While the Harry Potter series is capable of some tight plotting—Alfonso Cuarón managed two climaxes in as many hours—Deathly Hallows Part One, which is, of course, half a movie (for the price of a whole one!), sees our heroes flying by the seat of their pants because apparently only Dumbledore really had any clue what was going on, but nowadays he’s getting his jollies leaving cryptic clues from the beyond for reasons that have nothing to do with writerly notions of irony. So the entire plot is built on a tenuous mountain of guesswork, yet still we feel let down by the slog. I know we’re in lean times, but the destruction of a single horcrux does not a plot make.
There are fataler flaws: Daniel Radcliffe goes through the motions of every line like an alien trying to mimic human behavior; Rowling’s debt to Tolkien grows ever clearer, and Deathly Hallows 1: Rising Action even features a necklace that feeds on negative thoughts; Harry and friends are so lost that you’re constantly thinking how much more competent you’d be in their shoes, and this on top of the teen soap. (I feel compelled here to note that Rupert Grint admirably sells the histrionics, overcoming the dreadful dialogue in a genuinely electric performance.) Not to mention the film’s dangling Alan Rickman, Michael Gambon, and David Thewlis in our faces.
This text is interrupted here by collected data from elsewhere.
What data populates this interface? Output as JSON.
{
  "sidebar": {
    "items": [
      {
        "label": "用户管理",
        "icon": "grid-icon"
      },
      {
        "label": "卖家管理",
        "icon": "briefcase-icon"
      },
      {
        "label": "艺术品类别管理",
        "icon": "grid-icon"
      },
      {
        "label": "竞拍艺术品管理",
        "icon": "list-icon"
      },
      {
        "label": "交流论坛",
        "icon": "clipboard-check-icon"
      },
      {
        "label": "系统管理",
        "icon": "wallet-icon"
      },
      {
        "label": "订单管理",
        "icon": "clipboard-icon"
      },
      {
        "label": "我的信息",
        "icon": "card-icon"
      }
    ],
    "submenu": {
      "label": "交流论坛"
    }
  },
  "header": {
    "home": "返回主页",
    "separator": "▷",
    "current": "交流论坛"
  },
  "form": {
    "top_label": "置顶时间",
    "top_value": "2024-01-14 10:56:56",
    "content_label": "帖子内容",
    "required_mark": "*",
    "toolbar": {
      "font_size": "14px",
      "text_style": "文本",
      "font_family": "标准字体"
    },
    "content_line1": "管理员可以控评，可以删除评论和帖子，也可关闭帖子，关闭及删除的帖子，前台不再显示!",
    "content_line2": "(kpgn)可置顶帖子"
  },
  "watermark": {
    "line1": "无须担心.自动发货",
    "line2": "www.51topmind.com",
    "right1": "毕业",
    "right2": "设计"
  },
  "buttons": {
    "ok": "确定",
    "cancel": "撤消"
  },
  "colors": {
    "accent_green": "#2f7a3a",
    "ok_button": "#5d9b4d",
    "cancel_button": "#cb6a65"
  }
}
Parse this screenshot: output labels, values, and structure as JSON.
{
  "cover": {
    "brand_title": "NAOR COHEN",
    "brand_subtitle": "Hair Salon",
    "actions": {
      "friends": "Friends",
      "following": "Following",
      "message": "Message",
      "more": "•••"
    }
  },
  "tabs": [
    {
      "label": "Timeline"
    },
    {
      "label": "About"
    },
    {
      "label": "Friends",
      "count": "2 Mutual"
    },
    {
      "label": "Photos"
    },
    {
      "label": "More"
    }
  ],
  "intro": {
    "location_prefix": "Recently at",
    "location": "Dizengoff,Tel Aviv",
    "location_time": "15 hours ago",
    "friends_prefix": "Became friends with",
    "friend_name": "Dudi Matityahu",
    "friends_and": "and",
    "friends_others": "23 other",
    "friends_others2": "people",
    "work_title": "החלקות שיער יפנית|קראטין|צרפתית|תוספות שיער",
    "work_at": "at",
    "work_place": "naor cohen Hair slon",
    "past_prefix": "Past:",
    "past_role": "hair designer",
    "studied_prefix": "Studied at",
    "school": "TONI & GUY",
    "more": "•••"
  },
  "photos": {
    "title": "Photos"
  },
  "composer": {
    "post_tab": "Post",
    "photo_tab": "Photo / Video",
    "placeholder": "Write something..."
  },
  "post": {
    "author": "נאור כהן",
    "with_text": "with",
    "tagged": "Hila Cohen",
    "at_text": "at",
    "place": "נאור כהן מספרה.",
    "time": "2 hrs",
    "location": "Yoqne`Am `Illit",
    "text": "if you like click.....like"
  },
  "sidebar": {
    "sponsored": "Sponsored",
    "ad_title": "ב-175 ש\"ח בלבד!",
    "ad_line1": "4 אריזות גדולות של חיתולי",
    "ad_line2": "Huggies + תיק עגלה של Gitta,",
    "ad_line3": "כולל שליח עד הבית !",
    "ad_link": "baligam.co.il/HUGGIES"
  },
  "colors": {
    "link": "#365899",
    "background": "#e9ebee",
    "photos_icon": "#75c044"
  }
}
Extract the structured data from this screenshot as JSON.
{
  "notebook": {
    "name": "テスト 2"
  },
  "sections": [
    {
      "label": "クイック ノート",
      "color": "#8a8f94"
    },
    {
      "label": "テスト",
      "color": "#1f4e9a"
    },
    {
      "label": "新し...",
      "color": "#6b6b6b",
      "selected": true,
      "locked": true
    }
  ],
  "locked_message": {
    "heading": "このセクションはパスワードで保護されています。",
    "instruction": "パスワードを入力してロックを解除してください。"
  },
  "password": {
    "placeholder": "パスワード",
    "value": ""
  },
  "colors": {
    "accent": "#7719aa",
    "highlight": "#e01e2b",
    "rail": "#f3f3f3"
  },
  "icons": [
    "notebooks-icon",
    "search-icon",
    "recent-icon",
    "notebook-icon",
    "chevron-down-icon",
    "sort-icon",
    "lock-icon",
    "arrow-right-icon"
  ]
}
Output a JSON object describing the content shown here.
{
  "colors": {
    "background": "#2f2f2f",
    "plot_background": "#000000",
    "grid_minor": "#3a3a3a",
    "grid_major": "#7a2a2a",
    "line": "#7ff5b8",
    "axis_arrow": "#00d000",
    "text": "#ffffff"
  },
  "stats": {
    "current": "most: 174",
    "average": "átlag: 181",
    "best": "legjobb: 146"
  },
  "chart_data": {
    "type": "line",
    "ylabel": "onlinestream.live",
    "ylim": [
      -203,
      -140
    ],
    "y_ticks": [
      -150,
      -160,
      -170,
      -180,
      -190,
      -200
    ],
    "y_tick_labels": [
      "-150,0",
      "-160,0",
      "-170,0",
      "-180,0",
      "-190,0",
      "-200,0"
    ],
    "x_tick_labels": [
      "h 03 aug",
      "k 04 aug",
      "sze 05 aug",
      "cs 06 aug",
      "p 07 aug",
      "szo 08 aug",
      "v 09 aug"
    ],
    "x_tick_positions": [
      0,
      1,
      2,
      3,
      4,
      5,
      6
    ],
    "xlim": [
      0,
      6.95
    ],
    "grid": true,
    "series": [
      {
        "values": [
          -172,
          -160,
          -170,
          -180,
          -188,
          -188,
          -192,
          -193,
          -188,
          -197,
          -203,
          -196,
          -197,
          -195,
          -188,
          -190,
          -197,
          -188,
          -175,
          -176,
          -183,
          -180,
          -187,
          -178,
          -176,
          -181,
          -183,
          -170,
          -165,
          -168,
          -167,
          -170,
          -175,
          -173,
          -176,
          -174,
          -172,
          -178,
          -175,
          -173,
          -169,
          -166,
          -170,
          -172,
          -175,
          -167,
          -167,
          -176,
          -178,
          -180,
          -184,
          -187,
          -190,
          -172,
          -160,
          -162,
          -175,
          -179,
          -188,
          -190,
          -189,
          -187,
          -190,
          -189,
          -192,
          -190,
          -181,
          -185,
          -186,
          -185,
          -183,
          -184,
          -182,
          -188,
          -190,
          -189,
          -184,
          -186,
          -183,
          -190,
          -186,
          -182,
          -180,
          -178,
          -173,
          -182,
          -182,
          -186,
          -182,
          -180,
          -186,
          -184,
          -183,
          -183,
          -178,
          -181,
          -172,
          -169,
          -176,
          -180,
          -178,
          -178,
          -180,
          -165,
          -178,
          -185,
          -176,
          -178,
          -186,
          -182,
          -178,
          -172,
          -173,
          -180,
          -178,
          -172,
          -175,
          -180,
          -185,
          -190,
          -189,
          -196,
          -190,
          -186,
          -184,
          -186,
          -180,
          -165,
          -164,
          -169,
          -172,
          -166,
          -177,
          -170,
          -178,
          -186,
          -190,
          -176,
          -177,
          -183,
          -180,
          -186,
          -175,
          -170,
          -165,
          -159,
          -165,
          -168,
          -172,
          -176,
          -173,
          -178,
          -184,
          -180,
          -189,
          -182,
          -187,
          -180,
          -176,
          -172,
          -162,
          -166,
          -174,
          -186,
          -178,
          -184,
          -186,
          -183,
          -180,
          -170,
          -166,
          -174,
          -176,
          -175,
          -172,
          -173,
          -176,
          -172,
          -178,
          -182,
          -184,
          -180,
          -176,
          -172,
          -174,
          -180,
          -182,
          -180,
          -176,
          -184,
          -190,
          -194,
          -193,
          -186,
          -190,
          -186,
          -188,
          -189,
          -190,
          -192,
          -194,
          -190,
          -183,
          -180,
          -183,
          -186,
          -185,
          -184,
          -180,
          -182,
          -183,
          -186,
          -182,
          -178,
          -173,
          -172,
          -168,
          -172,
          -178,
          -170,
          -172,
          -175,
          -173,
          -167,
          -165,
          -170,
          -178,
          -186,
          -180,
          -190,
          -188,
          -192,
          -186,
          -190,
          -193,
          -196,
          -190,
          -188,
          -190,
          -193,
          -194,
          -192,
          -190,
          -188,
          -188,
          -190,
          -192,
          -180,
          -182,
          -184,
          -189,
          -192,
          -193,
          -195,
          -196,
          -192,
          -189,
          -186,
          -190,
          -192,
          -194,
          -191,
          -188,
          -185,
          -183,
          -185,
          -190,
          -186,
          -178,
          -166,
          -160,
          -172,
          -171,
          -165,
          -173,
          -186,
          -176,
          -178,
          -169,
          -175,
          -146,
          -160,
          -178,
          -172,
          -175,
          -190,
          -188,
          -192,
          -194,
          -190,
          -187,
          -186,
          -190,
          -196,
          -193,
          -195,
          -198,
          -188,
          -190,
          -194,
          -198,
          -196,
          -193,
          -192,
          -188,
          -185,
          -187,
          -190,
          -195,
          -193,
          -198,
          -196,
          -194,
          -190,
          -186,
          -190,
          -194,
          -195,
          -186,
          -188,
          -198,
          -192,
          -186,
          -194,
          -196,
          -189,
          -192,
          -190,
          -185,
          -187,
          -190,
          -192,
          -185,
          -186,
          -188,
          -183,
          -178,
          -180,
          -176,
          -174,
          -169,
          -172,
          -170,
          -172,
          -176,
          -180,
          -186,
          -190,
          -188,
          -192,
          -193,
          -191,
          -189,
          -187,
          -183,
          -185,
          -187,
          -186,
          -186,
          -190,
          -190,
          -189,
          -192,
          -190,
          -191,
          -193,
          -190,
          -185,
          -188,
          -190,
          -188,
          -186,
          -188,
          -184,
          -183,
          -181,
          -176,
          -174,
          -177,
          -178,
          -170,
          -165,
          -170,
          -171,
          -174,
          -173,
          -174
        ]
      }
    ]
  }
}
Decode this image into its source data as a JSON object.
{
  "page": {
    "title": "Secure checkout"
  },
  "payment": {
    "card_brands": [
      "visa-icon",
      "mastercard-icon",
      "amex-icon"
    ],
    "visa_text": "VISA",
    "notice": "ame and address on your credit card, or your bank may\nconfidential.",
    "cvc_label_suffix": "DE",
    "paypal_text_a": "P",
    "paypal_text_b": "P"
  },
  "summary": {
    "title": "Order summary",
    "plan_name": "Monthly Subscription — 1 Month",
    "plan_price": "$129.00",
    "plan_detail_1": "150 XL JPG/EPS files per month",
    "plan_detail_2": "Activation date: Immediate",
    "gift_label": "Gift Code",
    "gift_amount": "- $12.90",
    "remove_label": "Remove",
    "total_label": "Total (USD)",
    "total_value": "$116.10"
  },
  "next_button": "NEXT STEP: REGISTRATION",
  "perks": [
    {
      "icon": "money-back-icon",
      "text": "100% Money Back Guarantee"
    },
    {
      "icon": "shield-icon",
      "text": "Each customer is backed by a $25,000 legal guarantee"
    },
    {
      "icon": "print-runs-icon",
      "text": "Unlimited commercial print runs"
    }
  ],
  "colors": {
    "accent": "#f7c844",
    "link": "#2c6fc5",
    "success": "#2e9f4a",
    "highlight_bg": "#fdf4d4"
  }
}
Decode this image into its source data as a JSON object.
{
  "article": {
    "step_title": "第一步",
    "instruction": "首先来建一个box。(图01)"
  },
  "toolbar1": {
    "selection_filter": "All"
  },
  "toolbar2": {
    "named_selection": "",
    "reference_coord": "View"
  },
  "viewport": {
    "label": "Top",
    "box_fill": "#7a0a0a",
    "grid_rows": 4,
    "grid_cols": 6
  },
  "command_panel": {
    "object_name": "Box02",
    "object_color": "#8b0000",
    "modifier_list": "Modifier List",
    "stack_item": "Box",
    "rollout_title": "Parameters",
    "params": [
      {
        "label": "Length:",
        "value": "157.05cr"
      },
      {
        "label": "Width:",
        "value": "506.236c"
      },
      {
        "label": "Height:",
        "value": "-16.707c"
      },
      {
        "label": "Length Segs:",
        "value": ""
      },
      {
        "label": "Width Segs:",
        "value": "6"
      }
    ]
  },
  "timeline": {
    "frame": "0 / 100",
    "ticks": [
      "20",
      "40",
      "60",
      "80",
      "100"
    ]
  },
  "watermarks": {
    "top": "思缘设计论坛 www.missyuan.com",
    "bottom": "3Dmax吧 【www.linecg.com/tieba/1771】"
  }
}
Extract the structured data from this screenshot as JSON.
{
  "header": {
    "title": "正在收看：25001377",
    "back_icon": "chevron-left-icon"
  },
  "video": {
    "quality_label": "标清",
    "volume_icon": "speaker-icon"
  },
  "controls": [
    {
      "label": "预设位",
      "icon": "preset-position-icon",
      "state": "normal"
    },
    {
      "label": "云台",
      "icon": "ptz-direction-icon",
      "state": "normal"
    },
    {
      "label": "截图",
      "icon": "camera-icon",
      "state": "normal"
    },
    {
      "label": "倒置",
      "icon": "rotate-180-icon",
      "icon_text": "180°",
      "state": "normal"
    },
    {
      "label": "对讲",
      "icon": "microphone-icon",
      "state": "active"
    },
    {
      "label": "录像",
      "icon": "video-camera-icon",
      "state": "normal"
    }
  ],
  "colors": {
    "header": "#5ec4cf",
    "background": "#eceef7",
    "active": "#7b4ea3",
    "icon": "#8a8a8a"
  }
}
Worst of all, none of its cutesy feints toward political commentary hold water because it’s all so simple: Freedom is good and right and triumphant, and racism is bad and poorly dressed.
For all his moments of inspiration, which peak here in a spellbinding animated sequence, David Yates’ Harry Potter reign has been one of reliable competence attended by overwhelming praise (relief?) and diminishing returns in the screenplay department. Setting aside the essential question—say it with me: what’s it all about?—the dialogue is utterly lifeless. In case you were wondering, seventeen year-old British boarding school boys, no matter how twee, and wizarding is certainly that, are far too creative with their epithets to be content with a “Hey, losers.” Splinch-dick, on the other hand,
End of Part One of this review. Pay again next year for the rest.